I gleaned this information from my parents. In my sporadic conversations with my brother, we almost never broached his romantic loss. When the following April 1 arrived, I found myself on the phone with him again, talking our usual scatological nonsense.
I could hear his new boyfriend in the background. I do not like him. He could hoist my shivering body from icy waters, broker a peace accord in the Middle East and grant me all credit, pilot a spaceship to Mars and plant a flag on which he has painstakingly needlepointed my portrait … and still I would not like him.
After all, I never witnessed this new guy entering my childhood home without a knock, his long hair bouncing, in search of a Popsicle; I never heard him yell “But that’s so unfair!” at my parents before storming from a room; I did not argue with him about the holding rights to a TV remote control with righteous fervor; and I never, ever inadvertently introduced him as my baby sister.
I desperately wanted to explain all this to my brother.

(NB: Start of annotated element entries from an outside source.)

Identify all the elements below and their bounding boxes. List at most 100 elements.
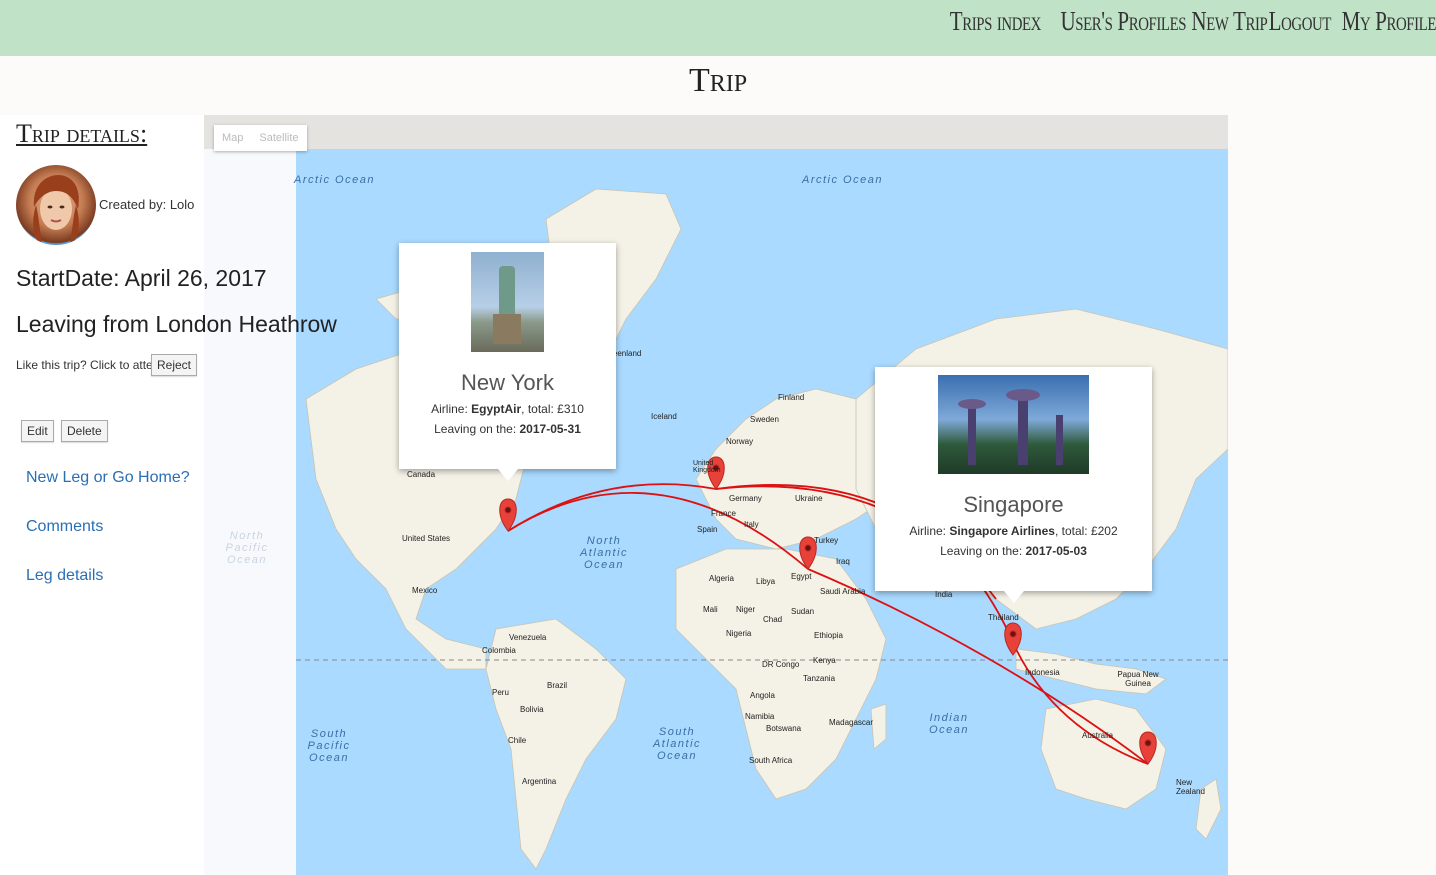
popup-title: New York (461, 370, 554, 395)
place-label: Germany (729, 494, 762, 503)
place-label: Spain (697, 525, 718, 534)
popup-date-line: Leaving on the: 2017-05-03 (875, 544, 1152, 558)
ocean-label: Indian Ocean (929, 712, 969, 736)
place-label: Thailand (988, 613, 1019, 622)
created-by-text: Created by: Lolo (99, 197, 195, 212)
place-label: Sweden (750, 415, 779, 424)
avatar (16, 165, 96, 245)
land-madagascar (870, 703, 887, 750)
place-label: Finland (778, 393, 805, 402)
avatar-portrait (33, 175, 79, 245)
leaving-prefix: Leaving on the: (434, 422, 520, 436)
place-label: United States (402, 534, 451, 543)
map-type-control: Map Satellite (214, 125, 307, 151)
route-london-newyork (507, 483, 717, 532)
place-label: Australia (1082, 731, 1114, 740)
place-label: South Africa (749, 756, 793, 765)
leaving-from: Leaving from London Heathrow (16, 311, 337, 337)
nav-new-trip[interactable]: New Trip (1191, 6, 1267, 37)
comments-link[interactable]: Comments (26, 518, 103, 536)
trip-details-heading: Trip details: (16, 119, 148, 148)
place-label: Peru (492, 688, 509, 697)
place-label: Ukraine (795, 494, 823, 503)
popup-title: Singapore (963, 492, 1064, 517)
place-label: Sudan (791, 607, 815, 616)
place-label: Nigeria (726, 629, 752, 638)
place-label: Namibia (745, 712, 775, 721)
map-left-strip (204, 149, 296, 875)
place-label: Bolivia (520, 705, 544, 714)
place-label: United Kingdom (693, 460, 721, 474)
leaving-prefix: Leaving on the: (940, 544, 1026, 558)
top-nav-bar: Trips index User's Profiles New Trip Log… (0, 0, 1436, 56)
place-label: Argentina (522, 777, 557, 786)
leg-details-link[interactable]: Leg details (26, 567, 103, 585)
place-label: Botswana (766, 724, 802, 733)
place-label: Egypt (791, 572, 812, 581)
nav-links: Trips index User's Profiles New Trip Log… (949, 6, 1436, 37)
place-label: Tanzania (803, 674, 836, 683)
trip-sidebar: Trip details: Created by: Lolo StartDate… (0, 115, 337, 875)
place-label: Madagascar (829, 718, 874, 727)
nav-my-profile[interactable]: My Profile (1342, 6, 1436, 37)
airline-prefix: Airline: (909, 524, 950, 538)
singapore-info-window[interactable]: Singapore Airline: Singapore Airlines, t… (875, 367, 1152, 603)
map-type-map-button[interactable]: Map (214, 125, 251, 151)
attend-prompt: Like this trip? Click to attend: (16, 358, 170, 372)
place-label: Colombia (482, 646, 516, 655)
place-label: France (711, 509, 736, 518)
ocean-label: South Atlantic Ocean (652, 726, 702, 762)
airline-total: , total: £310 (521, 402, 584, 416)
map-top-strip (204, 115, 1228, 149)
place-label: Mali (703, 605, 718, 614)
delete-button[interactable]: Delete (61, 420, 108, 442)
airline-prefix: Airline: (431, 402, 472, 416)
place-label: India (935, 590, 953, 599)
place-label: Kenya (813, 656, 836, 665)
place-label: Chile (508, 736, 527, 745)
place-label: New Zealand (1176, 778, 1205, 796)
place-label: Ethiopia (814, 631, 843, 640)
statue-of-liberty-image (471, 252, 544, 352)
nav-users-profiles[interactable]: User's Profiles (1060, 6, 1186, 37)
gardens-by-the-bay-image (938, 375, 1089, 474)
place-label: Venezuela (509, 633, 547, 642)
marker-new-york[interactable] (499, 498, 517, 532)
place-label: Chad (763, 615, 783, 624)
edit-button[interactable]: Edit (21, 420, 54, 442)
ocean-label: Arctic Ocean (294, 174, 375, 186)
ocean-label: North Pacific Ocean (225, 530, 269, 566)
place-label: Saudi Arabia (820, 587, 866, 596)
airline-name: EgyptAir (471, 402, 522, 416)
airline-name: Singapore Airlines (949, 524, 1055, 538)
place-label: Libya (756, 577, 776, 586)
start-date: StartDate: April 26, 2017 (16, 265, 267, 291)
ocean-label: North Atlantic Ocean (579, 535, 629, 571)
place-label: Iraq (836, 557, 850, 566)
place-label: Norway (726, 437, 754, 446)
place-label: Algeria (709, 574, 734, 583)
popup-airline-line: Airline: Singapore Airlines, total: £202 (875, 524, 1152, 538)
new-york-info-window[interactable]: New York Airline: EgyptAir, total: £310 … (399, 243, 616, 481)
place-label: Brazil (547, 681, 568, 690)
airline-total: , total: £202 (1054, 524, 1118, 538)
place-label: Niger (736, 605, 756, 614)
ocean-label: South Pacific Ocean (307, 728, 351, 764)
leaving-date: 2017-05-03 (1025, 544, 1087, 558)
ocean-label: Arctic Ocean (802, 174, 883, 186)
place-label: Canada (407, 470, 436, 479)
leaving-date: 2017-05-31 (519, 422, 581, 436)
place-label: Italy (744, 520, 759, 529)
popup-airline-line: Airline: EgyptAir, total: £310 (399, 402, 616, 416)
nav-logout[interactable]: Logout (1269, 6, 1332, 37)
place-label: Iceland (651, 412, 677, 421)
nav-trips-index[interactable]: Trips index (949, 6, 1041, 37)
popup-date-line: Leaving on the: 2017-05-31 (399, 422, 616, 436)
reject-button[interactable]: Reject (151, 354, 198, 376)
place-label: Indonesia (1025, 668, 1060, 677)
land-south-america (485, 618, 627, 870)
map-type-satellite-button[interactable]: Satellite (251, 125, 306, 151)
place-label: DR Congo (762, 660, 800, 669)
new-leg-link[interactable]: New Leg or Go Home? (26, 469, 190, 487)
place-label: Angola (750, 691, 775, 700)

I wanted to tell him how, since his breakup, a small but fundamental hole had opened in my life and that, in being so abruptly and permanently disconnected from his old boyfriend, it felt as if my sister had died.
But those are not the type of things my brother and I speak about. And it was, after all, April Fools’ Day.
And so, with the heaviest of hearts and the slightest hint of poignancy, I made an off-color remark about a relative. We laughed; then I rushed off the phone to cry.
Jay Ruttenberg is editor of The Lowbrow Reader and a staff writer at Time Out New York.